Secret management — Azure Key Vault
Section titled “Secret management — Azure Key Vault”Sensitive environment variables (DATABASE_URL, SECRET_KEY, AUDIT_HMAC_KEY, REDIS_URL, POLICY_SIGNING_KEY) are stored in Azure Key Vault and surfaced to pods via one of two methods:
| Method | When to use |
|---|---|
| Kubernetes Secret (manual) | Simpler setup; requires manual rotation |
Key Vault CSI driver (SecretProviderClass) | Recommended for production; automatic rotation via AKS managed identity |
The Helm template expects a Kubernetes Secret named <release-name>-api-secrets with at minimum DATABASE_URL and SECRET_KEY keys.
Container hardening
Section titled “Container hardening”All containers run with these security context settings:
securityContext: runAsNonRoot: true runAsUser: 1000 # appuser (backend) / 101 nginx user (frontend) readOnlyRootFilesystem: true allowPrivilegeEscalation: false capabilities: drop: [ALL]The Ingress sets the Strict-Transport-Security response header via annotation:
nginx.ingress.kubernetes.io/configuration-snippet: | add_header Strict-Transport-Security "max-age=31536000; includeSubDomains" always;SCIM token rotation
Section titled “SCIM token rotation”SCIM provisioning tokens are stored in Key Vault and rotated by the identity team.
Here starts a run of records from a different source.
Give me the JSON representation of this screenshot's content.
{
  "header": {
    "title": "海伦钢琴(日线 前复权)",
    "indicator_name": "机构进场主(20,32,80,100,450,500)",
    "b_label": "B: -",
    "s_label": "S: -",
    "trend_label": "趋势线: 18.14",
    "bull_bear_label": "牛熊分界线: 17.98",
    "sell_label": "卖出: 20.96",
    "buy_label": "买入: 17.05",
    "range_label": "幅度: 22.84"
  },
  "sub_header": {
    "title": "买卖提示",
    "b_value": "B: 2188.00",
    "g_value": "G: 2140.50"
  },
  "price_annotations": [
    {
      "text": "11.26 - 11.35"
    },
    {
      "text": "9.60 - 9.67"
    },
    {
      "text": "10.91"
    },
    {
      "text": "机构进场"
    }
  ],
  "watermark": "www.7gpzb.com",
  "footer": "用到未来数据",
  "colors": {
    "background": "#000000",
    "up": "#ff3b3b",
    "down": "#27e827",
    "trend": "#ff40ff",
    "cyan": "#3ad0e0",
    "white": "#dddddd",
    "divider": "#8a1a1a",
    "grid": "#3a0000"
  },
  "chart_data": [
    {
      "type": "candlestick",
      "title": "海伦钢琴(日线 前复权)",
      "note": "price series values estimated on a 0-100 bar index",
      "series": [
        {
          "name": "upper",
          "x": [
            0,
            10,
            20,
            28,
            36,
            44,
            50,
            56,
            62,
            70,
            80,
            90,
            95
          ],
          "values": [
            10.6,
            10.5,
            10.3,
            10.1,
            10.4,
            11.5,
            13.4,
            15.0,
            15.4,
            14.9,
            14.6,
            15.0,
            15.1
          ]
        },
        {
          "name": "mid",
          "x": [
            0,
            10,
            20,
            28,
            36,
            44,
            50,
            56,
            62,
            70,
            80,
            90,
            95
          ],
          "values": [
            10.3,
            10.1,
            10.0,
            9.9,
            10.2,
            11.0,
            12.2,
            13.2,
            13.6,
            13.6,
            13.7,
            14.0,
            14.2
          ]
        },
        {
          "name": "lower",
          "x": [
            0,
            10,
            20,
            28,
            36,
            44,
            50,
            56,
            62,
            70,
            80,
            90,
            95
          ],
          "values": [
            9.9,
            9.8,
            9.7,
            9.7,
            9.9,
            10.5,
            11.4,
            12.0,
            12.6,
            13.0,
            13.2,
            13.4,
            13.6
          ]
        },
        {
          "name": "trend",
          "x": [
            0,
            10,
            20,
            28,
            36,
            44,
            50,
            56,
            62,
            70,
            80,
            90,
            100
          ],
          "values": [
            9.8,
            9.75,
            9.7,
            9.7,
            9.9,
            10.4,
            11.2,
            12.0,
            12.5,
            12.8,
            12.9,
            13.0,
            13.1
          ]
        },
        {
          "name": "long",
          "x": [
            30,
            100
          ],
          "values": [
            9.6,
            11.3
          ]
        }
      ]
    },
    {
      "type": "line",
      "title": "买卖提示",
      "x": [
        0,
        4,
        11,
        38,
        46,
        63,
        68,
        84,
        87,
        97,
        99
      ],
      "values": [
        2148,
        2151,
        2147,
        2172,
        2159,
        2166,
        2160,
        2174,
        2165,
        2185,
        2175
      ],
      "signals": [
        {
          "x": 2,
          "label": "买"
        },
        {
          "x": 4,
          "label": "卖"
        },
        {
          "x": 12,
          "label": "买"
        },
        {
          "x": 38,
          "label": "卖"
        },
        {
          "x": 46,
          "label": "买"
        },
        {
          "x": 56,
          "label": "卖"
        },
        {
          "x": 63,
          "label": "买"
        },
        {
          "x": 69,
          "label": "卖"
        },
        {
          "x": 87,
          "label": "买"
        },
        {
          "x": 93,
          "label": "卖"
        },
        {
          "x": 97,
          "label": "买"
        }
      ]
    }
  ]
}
The SCIM_BEARER_TOKEN secret in Key Vault is updated out-of-band; the CSI driver re-syncs the Kubernetes Secret on the next sync interval (default: 2 minutes).
Pod Security Standard
Section titled “Pod Security Standard”Non-GPU pods run under restricted Pod Security Standard. GPU pods (ner-gpu, deberta-validator) require baseline PSS due to device plugin requirements. If GPU and non-GPU pods share the arbitex namespace, set the namespace enforcement level to baseline with a warn=restricted label.
Ops runbooks reference
Section titled “Ops runbooks reference”The following runbooks are maintained in docs/ops/ of the platform repository:
| Runbook | Location | Use when |
|---|---|---|
| Alembic migration rollback | docs/ops/alembic-rollback.md | A migration breaks the API after deploy (startup errors, 500s, constraint violations) |
| Docker → AKS migration | docs/ops/migration-runbook.md | Migrating an existing Docker Compose deployment to AKS for the first time |
| Incident response | docs/ops/incident-response.md | Kill switch activation, provider failover, DLP bypass, HMAC integrity failure, platform outage |
Rollback decision matrix
Section titled “Rollback decision matrix”| Symptom | Action |
|---|---|
| Pods stuck in init container failure after deploy | Alembic rollback runbook (run alembic downgrade -1 as a one-off Job) |
| API CrashLoopBackOff, no migration issues | helm rollback arbitex-platform 0 --namespace arbitex |
| Provider returning 5xx errors | Incident response → Incident 2 (provider failover / circuit breaker) |
| DLP blocking legitimate content | Incident response → Incident 3 (DLP bypass procedure) |
| HMAC audit chain failure | Incident response → Incident 4 (audit chain integrity) |
| Complete platform outage | Incident response → Incident 5 (diagnostic steps + restart sequence) |
Current migration baseline
Section titled “Current migration baseline”The Alembic migration chain as of Epic M Phase A close:
| Revision | Description |
|---|---|
051_user_timezone | Current head — user timezone column |
050_org_scim_tokens | SCIM token storage for orgs |
049_audit_hmac_key_id | HMAC key ID for audit chain versioning |
The next migration will be 052_*. The full revision chain is documented in docs/ops/alembic-rollback.md, Section 8.